Hasta casi finales del siglo XX, sabíamos más sobre los átomos que sobre nuestras propias emociones.La neurociencia, la antropología cultural, y la etología, ¡son más recientes que la física atómica!
Cada una de ellas ha aportado nuevos datos acerca de nuestra capacidad como mamíferos y primates de sentir emociones positivas y realizar conductas altruistas.
Con la Psicología Científica en el siglo XIX se inició el estudio de la mente y su análisis cuantitativo, pero es curioso el poco espacio que se dedicó al estudio de las emociones, y mucho menos aún, al estudio de las emociones positivas.
Sólo desde el ámbito de la psiquiatría se prestó más atención a las negativas, en términos de impulsos y fobias, que tuvieron su precedente con la teoría del psicoanálisis de Sigmund Freud, quién, por cierto, ignoró totalmente el aspecto positivo de las emociones humanas.
Esta separación entre razón y emoción, y sobre todo la hegemonía del “racionalismo” siguió predominando en el campo de la Psicología más académica, y trastornos como el autismo, por ejemplo, caracterizado por la dificultad de empatía y vinculación afectiva, no fueron descritos hasta mediados del siglo XX.
En la década de 1950 los descubrimientos de Jane Goodall sobre la conducta de vinculación de los chimpancés dio un espacio dentro del estudio científico al amor, aunque no se le llamó de esa manera, porque ese concepto estaba relegado a la literatura y a la espiritualidad o las religiones.
Dos décadas después, Paul Ekman hizo que las emociones fueran un objeto tangible de estudio a través del estudio cuidadoso de la expresión facial, y poniendo en duda a Margaret Mead quien afirmó que las emociones y sus expresiones faciales tienen una base cultural. Ekman demostró que el origen de nuestras emociones sociales es biológico y no cultural.
En la década de 1990, la ciencia había aceptado las emociones como una realidad, pero , aún así, las emociones positivas como la alegría, la esperanza, la compasión , el perdón o el amor aún no se nombraban en el campo de la neuropsicología.
Dice G.E Vaillant que,
Las ideas del Homo Sapiens son neutrales, “incoloras” y carentes de valor. No provocan ninguna sensación consciente.

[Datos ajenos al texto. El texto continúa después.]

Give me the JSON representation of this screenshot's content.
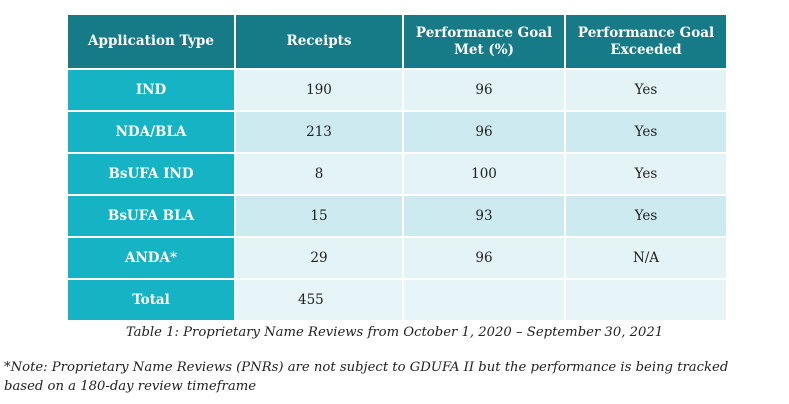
{
  "table": {
    "headers": [
      "Application Type",
      "Receipts",
      "Performance Goal Met (%)",
      "Performance Goal Exceeded"
    ],
    "rows": [
      {
        "type": "IND",
        "receipts": "190",
        "met": "96",
        "exceeded": "Yes"
      },
      {
        "type": "NDA/BLA",
        "receipts": "213",
        "met": "96",
        "exceeded": "Yes"
      },
      {
        "type": "BsUFA IND",
        "receipts": "8",
        "met": "100",
        "exceeded": "Yes"
      },
      {
        "type": "BsUFA BLA",
        "receipts": "15",
        "met": "93",
        "exceeded": "Yes"
      },
      {
        "type": "ANDA*",
        "receipts": "29",
        "met": "96",
        "exceeded": "N/A"
      },
      {
        "type": "Total",
        "receipts": "455",
        "met": "",
        "exceeded": ""
      }
    ]
  },
  "caption": "Table 1: Proprietary Name Reviews from October 1, 2020 – September 30, 2021",
  "note": "*Note: Proprietary Name Reviews (PNRs) are not subject to GDUFA II but the performance is being tracked based on a 180-day review timeframe",
  "colors": {
    "header_bg": "#167a87",
    "row_header_bg": "#15b3c4",
    "cell_bg_light": "#e3f3f6",
    "cell_bg_alt": "#cceaf0"
  }
}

Sin embargo, las emociones, sí que se sienten físicamente en el cuerpo. En 1994, Antonio Damasio, en su libro El error de Descartes afirma que el cuerpo, por sí mismo, envía señales traducidas en cambios físicos repentinos, inmediatos, que anticipan la toma de decisiones y, sobre todo, los posibles resultados de dichas elecciones, disminuyendo, en gran medida, la carga de trabajo en el posterior proceso racional. Por ejemplo, signos como la sudoración, las palpitaciones cardíacas, la crispación muscular, agitación, dolor abdominal, sin haber hecho ningún esfuerzo físico prolongado, sino como resultado de una sensación o de una emoción al escuchar algo o estar frente a una situación en particular en la cual el cuerpo reacciona. Es lo que se conoce como la hipótesis del marcador somático, que rompió con el dualismo cerebro-cuerpo.
Damasio explica que la construcción de marcadores somáticos se da especialmente en la infancia y en la juventud, sobre todo en los aspectos relacionados con la ética y las convenciones sociales, sin embargo, el proceso de adquisición de relaciones entre el cuerpo y su entorno es un aprendizaje continuo que dura toda la vida.
Evolutivamente, las emociones, situadas en nuestro cerebro límbico, han sido necesarias para nuestra supervivencia como especie, tanto las negativas como las positivas.
El sistema límbico es el que se encarga de analizar la información procedente del cuerpo, vincular las emociones con antiguos recuerdos y transmitir esa información una vez “filtrada” al neocórtex en forma de pensamientos y motivación.
El neocórtex, que recubre el sistema límbico como un casco es la parte de nuestro cerebro más moderna, y la que más ha evolucionado en los últimos dos millones de años.